Microglia are the immune cells of the brain, and would be constantly activated by persistent COVID virus, driving neuroinflammation and brain fog. Antidepressant medication can help reduce neuroinflammation, and I know of some long haulers who got some relief with SSRIs.
Slowly there emerged small victories. I felt very lucky to get access to hyperbaric oxygen therapy (HBOT). Because I suffered from sudden hearing loss, I qualified for HBOT funded by provincial health insurance.
Within five sessions, my hearing came back in my left ear, tinnitus and pulsatile tinnitus – extremely distressing symptoms – completely resolved. And there is early evidence that HBOT could help long haulers with fatigue, cognition and brain functioning.
I’ve also been lucky to participate in Dr. Cheung’s UHN-led Reclaim Trial, where I benefited from the medication offered.
After a long and difficult road, I’m now grateful to be able to work again and for the good hours and good days, which are more frequent.
Many people ask me what I want the public and physicians to know about long COVID. I think the first is that “the tests are not normal” – we are just not ordering the right tests. Every study of long haulers shows unbelievable pathology: immune dysregulation, mitochondrial dysfunction, neuroinflammation, brain damage, vascular damage, gut dysbiosis, poor perfusion of the brain, lungs and other organs. We just don’t have an easily accessible biomarker yet.
The second thing is that while there are no approved treatments for long COVID yet, there IS hope, and there are treatments that help! Antihistamines, antidepressants for neuroinflammation, aggressive treatment of autonomic dysfunction, or POTS, resting and pacing for post-exertional malaise – these things can help.

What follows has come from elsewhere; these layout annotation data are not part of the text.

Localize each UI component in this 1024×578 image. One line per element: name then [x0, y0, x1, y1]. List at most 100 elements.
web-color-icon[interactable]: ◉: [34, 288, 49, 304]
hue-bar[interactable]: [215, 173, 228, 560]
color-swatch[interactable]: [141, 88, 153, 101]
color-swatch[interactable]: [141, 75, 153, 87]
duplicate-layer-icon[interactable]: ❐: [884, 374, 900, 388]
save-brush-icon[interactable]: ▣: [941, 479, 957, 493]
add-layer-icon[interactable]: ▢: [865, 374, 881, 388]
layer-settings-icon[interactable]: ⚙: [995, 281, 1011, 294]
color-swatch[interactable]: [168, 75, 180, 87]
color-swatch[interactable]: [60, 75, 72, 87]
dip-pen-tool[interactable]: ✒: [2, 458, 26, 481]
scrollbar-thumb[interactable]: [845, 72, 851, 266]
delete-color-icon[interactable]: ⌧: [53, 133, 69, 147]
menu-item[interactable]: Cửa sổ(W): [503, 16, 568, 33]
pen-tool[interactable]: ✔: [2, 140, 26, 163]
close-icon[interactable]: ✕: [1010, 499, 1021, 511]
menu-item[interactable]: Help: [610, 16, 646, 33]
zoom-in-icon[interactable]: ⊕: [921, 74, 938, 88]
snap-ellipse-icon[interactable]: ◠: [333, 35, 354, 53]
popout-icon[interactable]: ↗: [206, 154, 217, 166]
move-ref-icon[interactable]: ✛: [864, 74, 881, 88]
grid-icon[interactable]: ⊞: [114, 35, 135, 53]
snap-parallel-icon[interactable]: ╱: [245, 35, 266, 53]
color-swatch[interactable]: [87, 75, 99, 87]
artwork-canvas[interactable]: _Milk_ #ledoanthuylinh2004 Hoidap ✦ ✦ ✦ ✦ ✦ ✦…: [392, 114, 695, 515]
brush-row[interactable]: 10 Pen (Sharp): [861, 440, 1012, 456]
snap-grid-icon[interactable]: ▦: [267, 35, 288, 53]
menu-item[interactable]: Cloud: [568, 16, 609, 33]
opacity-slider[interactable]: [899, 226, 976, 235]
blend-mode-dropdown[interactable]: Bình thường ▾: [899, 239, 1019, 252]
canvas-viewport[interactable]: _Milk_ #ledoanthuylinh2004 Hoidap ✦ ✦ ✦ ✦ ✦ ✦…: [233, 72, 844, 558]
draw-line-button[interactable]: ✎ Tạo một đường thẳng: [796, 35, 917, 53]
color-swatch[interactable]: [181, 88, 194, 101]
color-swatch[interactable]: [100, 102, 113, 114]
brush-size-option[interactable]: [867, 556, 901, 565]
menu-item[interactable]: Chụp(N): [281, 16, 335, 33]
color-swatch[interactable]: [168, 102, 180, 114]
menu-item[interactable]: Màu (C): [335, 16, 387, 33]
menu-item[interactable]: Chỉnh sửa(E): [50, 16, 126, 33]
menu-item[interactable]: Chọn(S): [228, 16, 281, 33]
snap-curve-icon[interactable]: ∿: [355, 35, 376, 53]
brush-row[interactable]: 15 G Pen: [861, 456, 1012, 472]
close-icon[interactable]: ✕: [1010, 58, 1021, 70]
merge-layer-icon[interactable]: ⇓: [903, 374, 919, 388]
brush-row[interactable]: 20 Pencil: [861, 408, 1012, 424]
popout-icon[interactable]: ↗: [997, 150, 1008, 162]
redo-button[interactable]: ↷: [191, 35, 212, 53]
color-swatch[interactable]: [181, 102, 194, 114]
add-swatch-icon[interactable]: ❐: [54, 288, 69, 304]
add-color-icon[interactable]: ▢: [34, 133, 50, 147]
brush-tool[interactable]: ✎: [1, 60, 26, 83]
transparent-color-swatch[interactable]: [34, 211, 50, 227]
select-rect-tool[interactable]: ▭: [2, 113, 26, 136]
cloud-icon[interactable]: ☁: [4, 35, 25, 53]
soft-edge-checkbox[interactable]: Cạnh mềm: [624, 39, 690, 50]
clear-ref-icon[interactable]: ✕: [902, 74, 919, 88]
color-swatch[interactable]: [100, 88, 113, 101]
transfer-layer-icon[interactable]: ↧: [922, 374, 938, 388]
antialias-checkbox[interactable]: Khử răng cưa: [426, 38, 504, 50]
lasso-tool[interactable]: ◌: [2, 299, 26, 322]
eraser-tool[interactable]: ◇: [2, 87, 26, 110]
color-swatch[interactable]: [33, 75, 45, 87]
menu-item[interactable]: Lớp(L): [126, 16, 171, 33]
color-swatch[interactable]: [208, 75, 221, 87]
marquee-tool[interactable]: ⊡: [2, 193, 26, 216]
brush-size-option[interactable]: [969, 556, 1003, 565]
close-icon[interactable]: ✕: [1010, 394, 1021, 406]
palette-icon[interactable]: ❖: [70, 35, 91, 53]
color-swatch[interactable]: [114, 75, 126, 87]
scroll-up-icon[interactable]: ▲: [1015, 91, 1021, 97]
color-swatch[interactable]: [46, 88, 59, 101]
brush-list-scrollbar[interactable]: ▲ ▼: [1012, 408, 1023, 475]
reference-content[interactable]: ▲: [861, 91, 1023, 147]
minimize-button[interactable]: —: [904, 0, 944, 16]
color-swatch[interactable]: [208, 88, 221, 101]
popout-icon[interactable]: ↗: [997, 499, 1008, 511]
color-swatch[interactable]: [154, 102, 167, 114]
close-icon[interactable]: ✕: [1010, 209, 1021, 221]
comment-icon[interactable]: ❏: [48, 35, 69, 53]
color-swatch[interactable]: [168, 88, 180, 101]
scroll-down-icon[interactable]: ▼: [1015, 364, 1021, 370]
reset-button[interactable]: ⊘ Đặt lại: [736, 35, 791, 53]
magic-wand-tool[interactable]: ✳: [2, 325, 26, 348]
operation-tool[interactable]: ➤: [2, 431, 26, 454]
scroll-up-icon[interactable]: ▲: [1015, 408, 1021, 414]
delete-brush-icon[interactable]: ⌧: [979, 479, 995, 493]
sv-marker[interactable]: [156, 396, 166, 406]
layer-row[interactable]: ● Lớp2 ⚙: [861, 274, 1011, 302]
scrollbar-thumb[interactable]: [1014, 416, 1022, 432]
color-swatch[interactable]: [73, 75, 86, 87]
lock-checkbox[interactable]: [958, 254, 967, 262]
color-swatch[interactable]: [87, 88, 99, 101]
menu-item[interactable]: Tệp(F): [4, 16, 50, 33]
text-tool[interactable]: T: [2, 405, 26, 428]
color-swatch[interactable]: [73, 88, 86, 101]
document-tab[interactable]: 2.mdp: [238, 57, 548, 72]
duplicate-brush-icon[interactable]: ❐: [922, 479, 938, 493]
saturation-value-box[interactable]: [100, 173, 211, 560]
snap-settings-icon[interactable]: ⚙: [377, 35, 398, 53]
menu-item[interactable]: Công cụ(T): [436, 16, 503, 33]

The third is that the best way to prevent long COVID is to avoid getting COVID. I use Can95 masks, nasal sprays and HEPA filters. And, if you do get COVID, have a plan to enroll in CanTreatCOVID to contribute to the science on long COVID secondary prevention.
And finally, we need a rapid acceleration of double-blinded, placebo-controlled, randomized clinical trials. Of the trials that are ongoing right now, only 12 of them are looking at pharmaceutical treatment of long COVID. This is in part because we don’t fully understand the root cause of post-viral illness – whether this is persistent virus, viral debris, reactivation of latent viruses, gut dysbiosis – and what is driving all of the downstream effects of end organ, vascular damage and microclotting.
Until then, I hope everyone with long COVID is seen, supported and heard.
Dr. Jennifer Hulme is an Emergency physician at UHN and a clinician investigator at the Toronto General Hospital Research Institute. She co-chairs the Health Equity Committee of the Global Health Emergency Medicine group, which brings together health professionals seeking solutions to improve outcomes for marginalized communities.